How exactly is this:

daniel:
  name: "Daniel Berkompas"
  email: "test@example.com"

Better than this?

User.create name: "Daniel Berkompas", email: "test@example.com"

Of course, the reason Rails does this is because inserting a row through ActiveRecord is slow, and since all the data has to be inserted before every test, fixtures would slow down your test suite a lot if it went through ActiveRecord.

Factory Girl

Many Rails developers use FactoryGirl instead of Rails’ built in fixtures. Using FactoryGirl, you define your fixtures using a DSL in Ruby files under factories/model_name.rb.

FactoryGirl.define do
  factory :user do
    name "Daniel Berkompas"
    email "test@example.com"
  end
end

Then, to create the data:

user = FactoryGirl.create(:user)

This is better than Rails’ default in several respects. The fixtures are not loaded globally, and the code is more explicit. A user knows that they need to look for “factory” related stuff to figure out what values :user has.

However, it still has two faults which annoy me in the projects where I use it. First, since it runs through ActiveRecord, it can be very slow to insert data. Second, the DSL seems unnecessary. How is the above better than this?

User.create name: "Daniel Berkompas", email: "test@example.com"

I would prefer to see the code be still more explicit, fast, and without any DSLs, so that new developers don’t have to learn a new DSL to write tests.

Fixtures for Elixir

I suggest that you add a simple MyApp.Fixtures module to your test/support directory in your mix project.

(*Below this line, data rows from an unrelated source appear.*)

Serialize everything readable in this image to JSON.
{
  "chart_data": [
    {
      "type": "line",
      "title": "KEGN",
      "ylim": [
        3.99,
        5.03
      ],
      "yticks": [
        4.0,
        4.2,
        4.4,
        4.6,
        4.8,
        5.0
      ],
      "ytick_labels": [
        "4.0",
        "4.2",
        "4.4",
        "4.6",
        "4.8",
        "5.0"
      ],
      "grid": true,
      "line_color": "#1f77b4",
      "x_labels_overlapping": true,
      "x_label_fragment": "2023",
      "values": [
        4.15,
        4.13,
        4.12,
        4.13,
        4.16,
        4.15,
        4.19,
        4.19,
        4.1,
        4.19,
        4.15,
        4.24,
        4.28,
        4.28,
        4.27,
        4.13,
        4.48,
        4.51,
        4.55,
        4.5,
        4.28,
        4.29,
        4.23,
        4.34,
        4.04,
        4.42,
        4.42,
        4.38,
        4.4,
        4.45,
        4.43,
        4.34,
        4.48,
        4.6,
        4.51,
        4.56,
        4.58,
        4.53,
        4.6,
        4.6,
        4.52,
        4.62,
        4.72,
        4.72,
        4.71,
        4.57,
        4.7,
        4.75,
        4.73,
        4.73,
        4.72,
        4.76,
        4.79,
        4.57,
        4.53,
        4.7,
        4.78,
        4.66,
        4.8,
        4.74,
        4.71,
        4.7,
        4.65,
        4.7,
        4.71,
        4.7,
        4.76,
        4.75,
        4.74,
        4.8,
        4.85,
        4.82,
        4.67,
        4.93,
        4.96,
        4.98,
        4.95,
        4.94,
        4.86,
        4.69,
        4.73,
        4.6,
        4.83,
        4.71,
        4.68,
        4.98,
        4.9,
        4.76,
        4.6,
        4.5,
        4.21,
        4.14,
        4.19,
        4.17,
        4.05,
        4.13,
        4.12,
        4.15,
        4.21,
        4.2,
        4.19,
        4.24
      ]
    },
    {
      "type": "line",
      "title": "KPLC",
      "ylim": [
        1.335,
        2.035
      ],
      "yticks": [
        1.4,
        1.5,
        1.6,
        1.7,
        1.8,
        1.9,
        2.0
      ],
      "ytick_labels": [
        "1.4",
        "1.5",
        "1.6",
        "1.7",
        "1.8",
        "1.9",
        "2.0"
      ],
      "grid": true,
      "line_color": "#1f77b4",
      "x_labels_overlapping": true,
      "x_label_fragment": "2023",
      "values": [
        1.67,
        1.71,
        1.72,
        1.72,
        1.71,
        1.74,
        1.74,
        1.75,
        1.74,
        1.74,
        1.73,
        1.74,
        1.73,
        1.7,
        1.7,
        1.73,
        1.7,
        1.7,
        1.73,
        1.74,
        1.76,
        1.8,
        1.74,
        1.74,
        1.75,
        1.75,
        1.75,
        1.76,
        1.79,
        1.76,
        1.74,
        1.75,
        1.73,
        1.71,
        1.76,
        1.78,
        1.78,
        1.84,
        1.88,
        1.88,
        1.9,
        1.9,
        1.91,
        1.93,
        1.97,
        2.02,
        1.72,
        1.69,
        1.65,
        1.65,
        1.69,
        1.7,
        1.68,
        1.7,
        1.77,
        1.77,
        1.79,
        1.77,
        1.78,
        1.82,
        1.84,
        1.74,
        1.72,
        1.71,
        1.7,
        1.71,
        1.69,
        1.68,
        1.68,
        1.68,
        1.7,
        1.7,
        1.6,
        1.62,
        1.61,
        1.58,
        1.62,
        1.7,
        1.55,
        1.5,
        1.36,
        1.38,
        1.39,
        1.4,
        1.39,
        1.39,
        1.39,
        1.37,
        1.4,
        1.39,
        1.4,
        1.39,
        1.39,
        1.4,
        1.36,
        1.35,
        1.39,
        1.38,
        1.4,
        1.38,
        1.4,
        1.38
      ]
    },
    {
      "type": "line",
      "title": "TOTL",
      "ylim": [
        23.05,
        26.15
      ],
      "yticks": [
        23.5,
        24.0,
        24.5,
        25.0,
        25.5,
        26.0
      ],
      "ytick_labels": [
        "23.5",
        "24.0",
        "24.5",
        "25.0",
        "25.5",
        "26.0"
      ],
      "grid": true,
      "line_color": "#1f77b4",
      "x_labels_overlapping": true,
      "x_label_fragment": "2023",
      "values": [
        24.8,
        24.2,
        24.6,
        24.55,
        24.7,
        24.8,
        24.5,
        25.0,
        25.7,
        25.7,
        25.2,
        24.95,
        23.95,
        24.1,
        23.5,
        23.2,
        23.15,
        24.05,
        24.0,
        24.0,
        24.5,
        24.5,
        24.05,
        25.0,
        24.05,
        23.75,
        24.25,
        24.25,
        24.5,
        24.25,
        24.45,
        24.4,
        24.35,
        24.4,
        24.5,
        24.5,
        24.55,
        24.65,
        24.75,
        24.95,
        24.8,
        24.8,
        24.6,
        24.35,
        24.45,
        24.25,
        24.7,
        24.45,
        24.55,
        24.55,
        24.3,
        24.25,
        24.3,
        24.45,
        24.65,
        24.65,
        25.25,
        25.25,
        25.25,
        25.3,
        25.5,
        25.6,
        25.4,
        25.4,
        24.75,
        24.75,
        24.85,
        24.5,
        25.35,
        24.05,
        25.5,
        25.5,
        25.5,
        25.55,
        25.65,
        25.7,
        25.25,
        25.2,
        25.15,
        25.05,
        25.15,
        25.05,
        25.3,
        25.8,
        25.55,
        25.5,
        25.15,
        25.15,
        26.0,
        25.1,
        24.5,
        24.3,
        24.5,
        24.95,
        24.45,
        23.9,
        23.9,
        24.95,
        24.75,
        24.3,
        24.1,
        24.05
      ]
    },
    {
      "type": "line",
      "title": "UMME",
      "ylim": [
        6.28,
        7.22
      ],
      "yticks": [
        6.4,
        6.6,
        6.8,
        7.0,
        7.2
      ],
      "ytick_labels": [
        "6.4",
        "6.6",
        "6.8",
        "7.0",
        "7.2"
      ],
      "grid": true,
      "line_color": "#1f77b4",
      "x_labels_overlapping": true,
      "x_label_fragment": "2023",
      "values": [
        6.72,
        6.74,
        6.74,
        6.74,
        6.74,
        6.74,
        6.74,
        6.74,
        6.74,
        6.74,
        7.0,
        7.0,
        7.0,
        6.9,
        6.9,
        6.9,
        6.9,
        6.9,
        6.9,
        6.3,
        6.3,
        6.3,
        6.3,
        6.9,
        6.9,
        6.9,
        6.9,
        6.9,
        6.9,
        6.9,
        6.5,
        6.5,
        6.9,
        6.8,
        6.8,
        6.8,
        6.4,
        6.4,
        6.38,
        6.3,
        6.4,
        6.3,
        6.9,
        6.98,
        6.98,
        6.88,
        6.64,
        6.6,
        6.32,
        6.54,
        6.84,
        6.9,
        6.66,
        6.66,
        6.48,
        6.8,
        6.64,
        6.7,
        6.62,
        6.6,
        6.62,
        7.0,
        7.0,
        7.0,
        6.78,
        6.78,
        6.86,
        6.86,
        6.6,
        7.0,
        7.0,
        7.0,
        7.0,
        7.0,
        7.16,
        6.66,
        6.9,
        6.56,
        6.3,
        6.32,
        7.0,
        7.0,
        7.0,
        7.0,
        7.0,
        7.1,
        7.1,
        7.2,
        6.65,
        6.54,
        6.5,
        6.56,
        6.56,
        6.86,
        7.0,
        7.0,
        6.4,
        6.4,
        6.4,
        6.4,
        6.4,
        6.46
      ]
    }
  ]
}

It could look something like this:

defmodule MyApp.Fixtures do
  alias MyApp.User

  def fixture(:user) do
    %User{name: "Daniel Berkompas", email: "test@example.com"}
  end
end

If you wanted, the fixture/1 function could also automatically insert the User record by calling Repo.insert!/1:

defmodule MyApp.Fixtures do
  alias MyApp.Repo
  alias MyApp.User

  def fixture(:user) do
    Repo.insert! %User{name: "Daniel Berkompas", email: "test@example.com"}
  end
end

It’s trivial to add support for other models, and even associations:

defmodule MyApp.Fixtures do
  alias MyApp.Repo
  alias MyApp.User
  alias MyApp.Post

  def fixture(:user) do
    Repo.insert! %User{name: "Daniel Berkompas", email: "test@example.com"}
  end

  def fixture(:post, assoc \\ []) do
    user = assoc[:user] || fixture(:user)
    Repo.insert! %Post{
      title: "Fixtures for Ecto"
      user_id: user.id
    }
  end
end

You can then use this Fixtures module in your test like so:

defmodule MyApp.MyTest do
  use ExUnit.Case
  import MyApp.Fixtures

  test "some behavior" do
    user = fixture(:user)
    post = fixture(:post, user: user)

    # test logic here
  end
end

Benefits

I think this approach provides several benefits:

  • Simplicity. There are no DSLs to learn. This means that new developers will be able to get up to speed with it very fast.

  • Explicitness. There’s no mystery here. I can look at the test file and know exactly how the data is getting created.

  • Speed. Each test inserts only the data it needs. Repo.insert!/1 is also much more performant than ActiveRecord::Base#create, since it’s not worrying about validations. Ecto model structs are pretty lightweight compared to ActiveRecord objects, so that helps too.

  • Customization. Since we’re only dealing with modules and functions here, you can compose your fixtures however you like. Nothing’s off limits because the DSL doesn’t support it, because there is no DSL!

On the whole, I think this simpler approach is much better than either Rails fixtures or FactoryGirl, and you don’t need to add a dependency to get it!